Kris DurdenEl jueves en la madrugada falleció mi abuelo. El último que quedaba con vida.

Soy una persona a la que le cuesta mucho trabajo conectar con sus emociones y es por ello que me encanta escribir cuentos de terror, pues el miedo es una de las emociones con las que más fácil conecto y de las que más provecho saco, como lo es fortalecer mi valentía. Con cada miedo superado, más valiente me vuelvo. Con la muerte del abuelo pasó lo mismo. Creí que no podía conectar con las emociones, ya que no lloraba como todos los presentes en su velorio y entierro, pero descubrí que no podía sentirme triste sino todo lo contrario; estaba feliz porque tuve la fortuna no sólo de conocer una persona como él, sino también de heredar muchos de sus valores y convicciones a través de miles y miles de momentos que pasamos juntos como abuelo y nieto.

En muchos aspectos fue la figura paterna que me hacía falta cuando mi papá estaba semanas, y hasta meses, trabajando en otros estados de la República Mexicana para poder pagar los gastos de la casa. Él fue una de las primeras personas que comenzó a reconocer las cosas en las que era bueno y que no tenían nada que ver con lo que muchos denominan «ser alguien en la vida»; gracias a ello comprendí que yo ya era alguien. Me apoyó durante toda mi infancia y adolescencia.

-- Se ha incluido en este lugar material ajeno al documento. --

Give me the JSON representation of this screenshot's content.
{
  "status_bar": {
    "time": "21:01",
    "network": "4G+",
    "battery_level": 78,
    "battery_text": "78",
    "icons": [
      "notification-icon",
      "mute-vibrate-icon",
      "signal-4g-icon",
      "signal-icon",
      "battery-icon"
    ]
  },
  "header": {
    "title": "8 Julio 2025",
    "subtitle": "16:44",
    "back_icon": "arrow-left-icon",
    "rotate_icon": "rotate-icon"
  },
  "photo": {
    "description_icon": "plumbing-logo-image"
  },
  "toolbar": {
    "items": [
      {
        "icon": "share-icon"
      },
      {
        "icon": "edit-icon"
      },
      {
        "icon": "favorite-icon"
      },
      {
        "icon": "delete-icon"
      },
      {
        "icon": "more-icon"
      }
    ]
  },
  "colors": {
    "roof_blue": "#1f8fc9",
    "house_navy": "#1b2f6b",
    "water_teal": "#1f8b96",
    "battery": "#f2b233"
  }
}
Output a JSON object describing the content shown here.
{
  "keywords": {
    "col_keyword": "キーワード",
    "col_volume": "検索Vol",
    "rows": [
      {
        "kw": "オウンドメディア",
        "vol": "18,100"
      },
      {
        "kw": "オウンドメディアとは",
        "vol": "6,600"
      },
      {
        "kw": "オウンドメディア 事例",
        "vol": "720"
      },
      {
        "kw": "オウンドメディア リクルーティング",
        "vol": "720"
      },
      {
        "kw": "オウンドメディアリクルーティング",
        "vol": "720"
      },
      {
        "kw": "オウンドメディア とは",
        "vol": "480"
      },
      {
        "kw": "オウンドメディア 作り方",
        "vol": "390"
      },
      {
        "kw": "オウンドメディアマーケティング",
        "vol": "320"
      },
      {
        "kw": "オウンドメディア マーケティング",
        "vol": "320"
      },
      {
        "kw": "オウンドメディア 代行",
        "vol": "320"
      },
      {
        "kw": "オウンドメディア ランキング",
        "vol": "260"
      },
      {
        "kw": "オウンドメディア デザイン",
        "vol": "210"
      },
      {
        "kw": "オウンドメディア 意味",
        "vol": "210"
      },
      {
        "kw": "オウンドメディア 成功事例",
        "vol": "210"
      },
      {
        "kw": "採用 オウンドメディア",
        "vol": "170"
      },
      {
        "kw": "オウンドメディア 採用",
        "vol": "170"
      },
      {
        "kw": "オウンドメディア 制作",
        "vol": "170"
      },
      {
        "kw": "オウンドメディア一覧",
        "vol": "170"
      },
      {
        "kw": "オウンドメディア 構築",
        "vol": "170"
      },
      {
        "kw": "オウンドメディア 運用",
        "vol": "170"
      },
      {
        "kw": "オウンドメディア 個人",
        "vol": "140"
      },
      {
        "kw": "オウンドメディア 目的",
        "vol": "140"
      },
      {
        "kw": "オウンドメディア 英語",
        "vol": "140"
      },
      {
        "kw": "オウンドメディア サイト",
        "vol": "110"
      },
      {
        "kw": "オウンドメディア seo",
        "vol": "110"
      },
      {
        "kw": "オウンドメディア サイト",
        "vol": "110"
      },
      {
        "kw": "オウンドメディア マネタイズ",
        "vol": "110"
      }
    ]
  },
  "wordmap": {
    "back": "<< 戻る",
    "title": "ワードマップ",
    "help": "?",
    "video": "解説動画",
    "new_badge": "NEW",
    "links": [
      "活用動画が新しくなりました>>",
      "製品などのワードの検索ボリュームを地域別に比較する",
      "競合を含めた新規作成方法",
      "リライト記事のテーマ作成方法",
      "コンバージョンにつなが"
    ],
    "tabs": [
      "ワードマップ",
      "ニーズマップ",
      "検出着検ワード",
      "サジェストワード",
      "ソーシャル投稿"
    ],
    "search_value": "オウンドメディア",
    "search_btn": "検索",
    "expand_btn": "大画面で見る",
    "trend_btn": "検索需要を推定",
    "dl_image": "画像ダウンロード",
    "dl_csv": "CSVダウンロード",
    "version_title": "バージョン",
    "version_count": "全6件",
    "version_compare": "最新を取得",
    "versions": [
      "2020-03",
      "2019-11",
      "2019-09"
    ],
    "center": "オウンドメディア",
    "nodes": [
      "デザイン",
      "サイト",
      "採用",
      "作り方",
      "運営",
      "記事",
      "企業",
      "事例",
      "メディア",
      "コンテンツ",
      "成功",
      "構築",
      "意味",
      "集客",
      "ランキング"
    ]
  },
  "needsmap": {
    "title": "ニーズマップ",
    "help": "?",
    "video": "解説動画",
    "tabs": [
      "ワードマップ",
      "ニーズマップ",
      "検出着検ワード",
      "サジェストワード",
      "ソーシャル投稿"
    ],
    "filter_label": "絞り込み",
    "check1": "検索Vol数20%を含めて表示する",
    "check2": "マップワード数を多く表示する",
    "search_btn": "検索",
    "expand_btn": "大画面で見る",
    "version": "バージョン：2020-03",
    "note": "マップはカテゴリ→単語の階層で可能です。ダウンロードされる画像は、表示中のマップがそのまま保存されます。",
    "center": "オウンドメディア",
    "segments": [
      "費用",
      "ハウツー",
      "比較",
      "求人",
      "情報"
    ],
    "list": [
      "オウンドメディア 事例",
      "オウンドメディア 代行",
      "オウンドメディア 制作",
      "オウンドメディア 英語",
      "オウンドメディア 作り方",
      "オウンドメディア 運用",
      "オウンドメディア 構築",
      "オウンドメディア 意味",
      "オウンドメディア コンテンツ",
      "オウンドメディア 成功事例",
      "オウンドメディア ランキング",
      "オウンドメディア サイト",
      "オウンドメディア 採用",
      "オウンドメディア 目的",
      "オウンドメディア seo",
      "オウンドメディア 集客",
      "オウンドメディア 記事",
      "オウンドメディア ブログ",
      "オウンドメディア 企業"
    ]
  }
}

Sin duda las palabras nos marcan para bien o para mal, pero en lo que respecta a las palabras del abuelo, todas las que me dedicó siempre fueron de amor y enseñanza. A través de ellas fue que comprendí que nosotros, su estirpe, somos gente de palabra. Si algo decimos, lo sostenemos con acciones, y por ello no hay nada más valioso que la palabra de cualquiera que descienda de Clemente Hernández.

Estar de pie, frente a su cuerpo sin vida, sólo traía más recuerdos que no hacían otra cosa que dibujar una sonrisa en mi alma. Ya no estaba para enseñarme, es cierto, pero estaría para siempre en mi corazón para aconsejarme en el momento que más lo necesite. Sería una brújula que me guiaría para nunca perder el camino.

Mi hija lo conoció y como los demás también lloró su partida. Me sentí con la responsabilidad de explicarle que no debemos dejar que las personas mueran y se pierdan en el olvido. Que tenemos que buscar la forma de honrarlas y no en cada aniversario luctuoso, sino diario, en alguna de nuestras acciones. Le expliqué que cuando murió mi abuelita Concha, honraría su memoria haciendo una realidad lo que ella creía de mí: un niño que no toma nada que no le pertenece, pues su nieto no era ningún ladrón. Y que ahora que el abuelo se había ido, honraría su memoria haciendo valer mi palabra cada que la diera.

Hoy no sólo le dedico algunos de los muchos cuentos que he escrito, como El circo del pueblo de Clemencia, sino también la vida que hoy vivo y que sin él no sería posible.

«La muerte es el comienzo de la inmortalidad.»